この震災でよく解ったことが有る。政府がこれほどまでに機能不全を冒していたことが良く見えたことである。すべての事に対してあまりに遅すぎた。地震、津波、原発事故、行き当たりばったり、後手後手、避難を呼びかけたら、避難先をきちんと準備するのが行政の責任なのに、自主的にお願いしますという言。何なんだろうこの国は命より大事なものは無いのに法律だ、経済がだめになるとか言ってこの半年、何がどう進んだのか解らない状況である。特に原発の事故に関しては隠しているばかり、いわゆる専門家もこの際信じがたい、責任の所在もはっきりしない。原発立地の町には、どう除染しようが完全には除去出来ない。町の存続にも関わる大事な事なのに。帰れるという幻想を振りまく大臣。政治家の責任として、どう非難されても、今後何年かは住むことが出来ないので、代替えの土地を用意するぐらいきちんと言うべきでは無いかと思う。原発数キロ圏内の被災者の多くは、すぐには戻れるとは思っては居ないはずだ 。心情的には帰りたい、でももう帰ることが出来ないかも知れないと言う思い。それを理解して被災の住民に説明するのが政治家の責任だ。

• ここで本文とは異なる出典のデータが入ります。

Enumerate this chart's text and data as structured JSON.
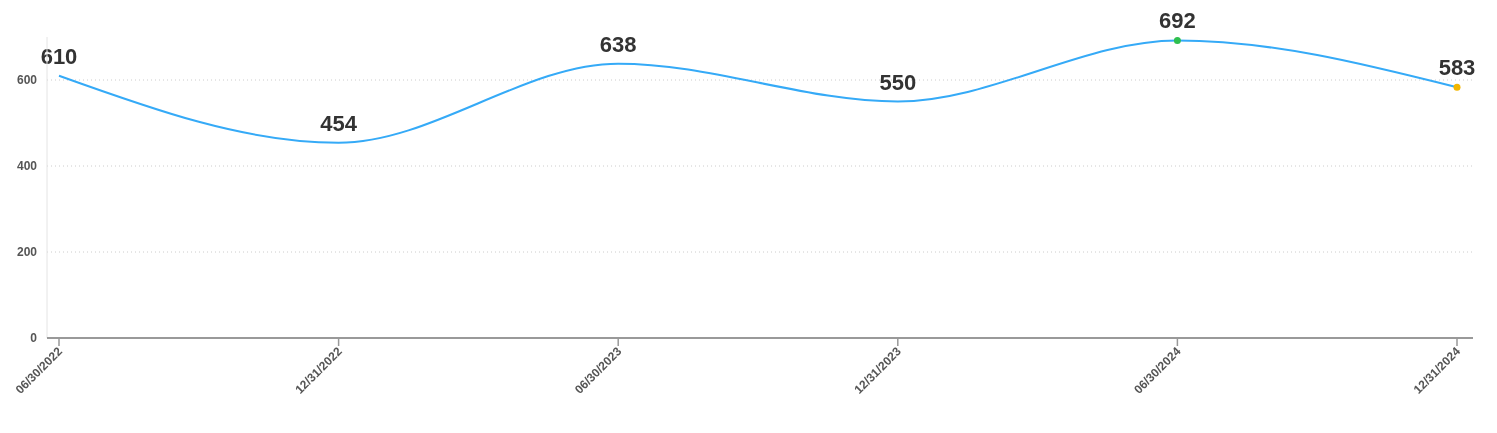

これから原発がどうなるのかは解らないと同様、古本屋の未来も解らない、でもそれでも多分この仕事は続けると思う。いろんな本との出会いが何より好きだから、多くの出会いがあるから。店が赤字でも他で補えればなんとかなるかと思っているし、又そうしないと、千年続いた本の歴史がとぎれては、少しオーバーかも知れないけど、先人たちに申し訳ないとも思っている。何はさておき、今回の災害を転機として、又道を歩き続けたい。